MCP Model Context Protocol standard | guide DSI
Le Model Context Protocol (MCP), ou mcp model context protocol standard, s’impose progressivement comme un standard de référence pour connecter les assistants d’intelligence artificielle aux systèmes d’information des entreprises. Proposé par Anthropic en 2024 et adopté depuis par des acteurs majeurs comme Google Cloud, Databricks, IBM ou Cisco, ce protocole ouvert répond à un problème concret : les modèles de langage (LLM) sont puissants, mais ils restent isolés des données réelles de l’entreprise sans un mécanisme d’intégration fiable.
Le MCP vise à combler ce fossé en standardisant la façon dont les applications d’IA découvrent, lisent et utilisent des outils et des données externes. Pour un DSI ou un architecte SI, comprendre le MCP Model Context Protocol standard, c’est anticiper la prochaine couche structurante de toute architecture IA d’entreprise.
MCP Model Context Protocol standard | guide DSI
Temps de lecture : ~10 min
- Résumé en bref
- Qu’est-ce que le Model Context Protocol (MCP) ?
- Comment fonctionne l’architecture client-serveur de MCP ?
- MCP vs API classique : quelle différence pour l’intégration IA ?
- Cas d’usage concrets du MCP en entreprise
- Sécurité, gouvernance et limites du Model Context Protocol
- Quels acteurs supportent déjà le standard MCP ?
- MCP : une infrastructure à part entière pour les architectures IA
- Synthèse : préparer son SI au Model Context Protocol
- FAQ
Résumé en bref
Les points clés du MCP Model Context Protocol standard
Définition du MCP : un protocole ouvert qui standardise la connexion entre les LLM et les sources de données ou outils externes.
Architecture client-serveur : le client MCP (l’application IA) interroge un serveur MCP qui expose ressources, outils et prompts réutilisables.

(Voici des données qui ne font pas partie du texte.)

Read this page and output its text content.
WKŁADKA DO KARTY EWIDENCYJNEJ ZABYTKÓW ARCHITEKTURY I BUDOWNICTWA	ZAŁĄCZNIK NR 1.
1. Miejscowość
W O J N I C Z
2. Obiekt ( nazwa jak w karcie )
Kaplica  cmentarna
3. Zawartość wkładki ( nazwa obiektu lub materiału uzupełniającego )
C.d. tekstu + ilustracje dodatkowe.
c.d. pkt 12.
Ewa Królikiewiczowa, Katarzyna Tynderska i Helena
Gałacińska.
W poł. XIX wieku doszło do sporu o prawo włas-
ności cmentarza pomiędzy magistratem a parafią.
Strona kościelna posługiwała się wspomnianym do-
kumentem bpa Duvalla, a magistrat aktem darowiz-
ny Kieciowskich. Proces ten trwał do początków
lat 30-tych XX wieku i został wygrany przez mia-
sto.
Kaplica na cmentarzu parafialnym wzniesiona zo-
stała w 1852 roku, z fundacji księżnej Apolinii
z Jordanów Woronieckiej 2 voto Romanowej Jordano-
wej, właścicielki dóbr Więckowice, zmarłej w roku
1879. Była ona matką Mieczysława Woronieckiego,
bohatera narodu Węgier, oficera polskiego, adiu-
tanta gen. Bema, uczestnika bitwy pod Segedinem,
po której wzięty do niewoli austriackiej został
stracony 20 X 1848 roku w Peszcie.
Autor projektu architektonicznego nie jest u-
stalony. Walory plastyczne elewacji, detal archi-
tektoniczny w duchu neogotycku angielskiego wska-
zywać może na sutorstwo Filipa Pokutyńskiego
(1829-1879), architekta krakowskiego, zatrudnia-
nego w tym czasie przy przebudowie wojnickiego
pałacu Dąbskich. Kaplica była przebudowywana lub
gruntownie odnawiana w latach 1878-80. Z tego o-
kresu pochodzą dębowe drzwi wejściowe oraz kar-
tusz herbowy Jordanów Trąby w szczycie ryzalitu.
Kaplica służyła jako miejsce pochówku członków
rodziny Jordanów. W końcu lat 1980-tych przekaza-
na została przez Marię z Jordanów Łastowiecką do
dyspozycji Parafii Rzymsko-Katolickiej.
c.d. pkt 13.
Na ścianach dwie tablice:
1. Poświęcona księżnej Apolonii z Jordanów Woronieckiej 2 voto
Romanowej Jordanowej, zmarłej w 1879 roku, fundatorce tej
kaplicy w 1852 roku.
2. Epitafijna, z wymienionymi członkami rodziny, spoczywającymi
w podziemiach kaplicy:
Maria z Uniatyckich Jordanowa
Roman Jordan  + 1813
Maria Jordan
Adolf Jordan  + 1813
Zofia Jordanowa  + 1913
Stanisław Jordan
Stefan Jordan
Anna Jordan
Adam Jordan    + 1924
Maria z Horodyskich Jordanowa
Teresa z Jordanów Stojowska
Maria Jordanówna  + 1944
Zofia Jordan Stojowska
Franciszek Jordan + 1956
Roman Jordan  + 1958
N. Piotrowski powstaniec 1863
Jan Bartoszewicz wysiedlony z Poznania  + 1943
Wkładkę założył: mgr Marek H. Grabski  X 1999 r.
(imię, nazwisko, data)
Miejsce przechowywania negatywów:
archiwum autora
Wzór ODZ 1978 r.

MCP vs API classique : là où une API est une intégration point à point, MCP est une couche de standardisation réutilisable sur plusieurs applications IA.
Cas d’usage : assistants documentaires, automatisation de workflows métiers, IDE augmentés, chatbots connectés aux données d’entreprise.
Sécurité et limites : le protocole ouvre des accès à des systèmes internes, ce qui impose une gouvernance stricte des permissions et un suivi de la maturité du standard.
Qu’est-ce que le Model Context Protocol (MCP) ?
Une définition standardisée du protocole MCP
Le Model Context Protocol est un protocole ouvert, publié par Anthropic, dont la spécification est disponible sur modelcontextprotocol.io. Sa définition officielle est directe : il s’agit d’un standard permettant aux applications d’IA de se connecter à des fichiers, des bases de données, des outils et des workflows externes, de façon structurée, sécurisée et bidirectionnelle.

Plusieurs grandes plateformes technologiques ont adopté une formulation commune pour décrire MCP. Google Cloud le présente comme un langage standardisé pour relier les LLM à des données et services externes. IBM le décrit comme une couche de standardisation pour interagir avec des services tiers. Cisco insiste sur le caractère open source et la cohérence de l’intégration. Databricks souligne sa capacité à standardiser la découverte et l’appel d’outils à l’exécution.
Une métaphore circule largement dans la communauté technique : MCP serait le USB-C de l’intelligence artificielle. L’idée est simple. Avant l’USB-C, chaque fabricant utilisait son propre connecteur. Après, un seul standard suffisait pour brancher n’importe quel périphérique à n’importe quel appareil. MCP ambitionne le même résultat pour l’IA : un connecteur universel entre les modèles et les systèmes où résident les données.
Bon à savoir
Le MCP n’est pas un modèle d’IA, ni un LLM. C’est exclusivement un protocole d’interopérabilité. Il ne génère pas de réponses, il permet aux modèles d’accéder au contexte dont ils ont besoin pour en générer de meilleures.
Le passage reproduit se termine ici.